GitHub recently addressed and fixed two moderately rated bugs in their system. The vulnerabilities, identified as CVE-2024-7711 and CVE-2024-6337, were both related to incorrect authorization vulnerabilities within the GitHub platform.
CVE-2024-7711, which received a “medium” severity rating with a 5.3 CVSS score, allowed attackers to update the title, assignees, and labels of any issue within a public repository. This vulnerability posed a potential risk to the integrity of the data stored in GitHub repositories.
On the other hand, CVE-2024-6337, the third vulnerability addressed in the recent patch, also involved an incorrect authorization vulnerability. This bug could enable an attacker to view the contents of an issue from a private repository using a GitHub App with specific permissions. GitHub highlighted that this vulnerability was only exploitable via user access tokens, and installation access tokens were not affected. With a CVSS rating of 5.9, CVE-2024-6337 presented a significant security concern for GitHub users.

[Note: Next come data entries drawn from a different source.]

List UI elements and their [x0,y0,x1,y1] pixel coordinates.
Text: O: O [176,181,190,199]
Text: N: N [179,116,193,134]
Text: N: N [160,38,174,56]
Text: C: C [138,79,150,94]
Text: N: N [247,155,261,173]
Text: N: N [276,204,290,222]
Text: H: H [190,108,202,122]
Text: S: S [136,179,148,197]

It is worth noting that this is not the first time GitHub has encountered critical security issues. In a similar incident earlier this year in May, the GitHub Enterprise Server was impacted by a critical SAML authentication request forgery bug, identified as CVE-2024-4985. This bug, with a perfect 10-out-of-10 CVSS score, allowed attackers to gain admin privileges to business accounts, exposing GitHub enterprise customers to potential security breaches.
GitHub has been vigilant in addressing security vulnerabilities within its platform, swiftly releasing patches to fix these issues and protect user data. By promptly addressing and fixing these moderately rated bugs, GitHub has demonstrated its commitment to ensuring the security and integrity of its platform for its vast user base.
Overall, these recent security updates from GitHub serve as a reminder of the importance of continuously monitoring and addressing vulnerabilities to safeguard against potential cyber threats. Users are encouraged to stay informed about security updates and best practices to enhance their online security posture in an ever-evolving digital landscape.